“I want to know your plans, and how involved in them I am.” – Say Anything
Lately, I’ve been listening to “I Want to Know Your Plans” by Say Anything on repeat. That first line just really gets me. To me, it simply and sweetly expresses every big moment in our lives; every time that we explore something new, and move on from what we knew before. Every time we leave. Every time we both end and begin. It sounds like the grand finale; one big closing moment to wrap up all of the stories accumulated throughout the years.
And it brings me mixed feelings, because while I’ve been waiting to graduate for a long time, I also think about all of the people I’ve met. And how involved they are in my future.
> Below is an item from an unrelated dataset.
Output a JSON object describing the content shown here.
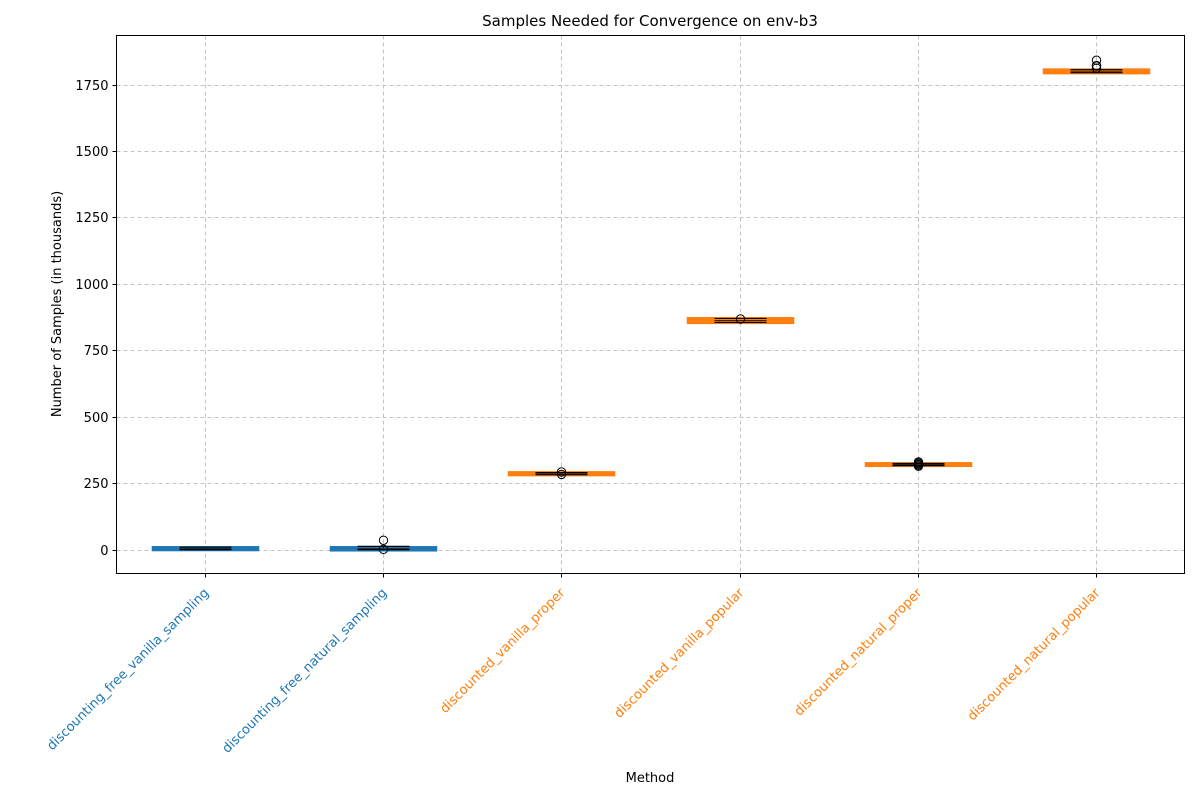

Lately I’ve spent a lot of time in my community, and it reminds me of how many people I know and how they’ve impacted me. And then there are my best friends. We’re all going to completely different places. In fact, we almost couldn’t be going any further from each other when I really think about it. I imagine standing underneath the beaming sunlight, laughing with them as this song plays slowly and everything falls away from me yet into place at the same time.
I know that moving on doesn’t mean forgetting. I know that what I have here doesn’t just go away. But the reality is that I’ll never be here in the same way that I was before, and though that’s something I’ve imagined for so long, I can’t truly comprehend it.
All of my memories are here. All of my friends were here. Everyone I know is here.
I’m off to accomplish my dreams and I’m excited and happy and completely in awe. I love my plans. I know what’s a part of them. But until now, I never really thought about who would be a part of them.
Throughout high school, my friends said things like “I hope we stay in touch.” They’d talk about the future and having get-togethers as adults and I thought they were crazy. I’m not always the most sentimental person I know. But now, as I think about my best friends and how abnormal yet incredible they are and how we’ve grown together and how we’ve been together throughout this crucial point in our lives, I realize that I’m not ready for this ending. I realize that I don’t want this ending to come along with my new beginning. I realize that though my plans are beautiful and exciting and amazing, they’re also not complete without the pieces of my past. The pieces that have made me who I am.
My friends are irreplacable.
And I realize that, deep down, though I’ve spent so much time struggling to admit it, “I want to know [their] plans, and how involved in them I am.”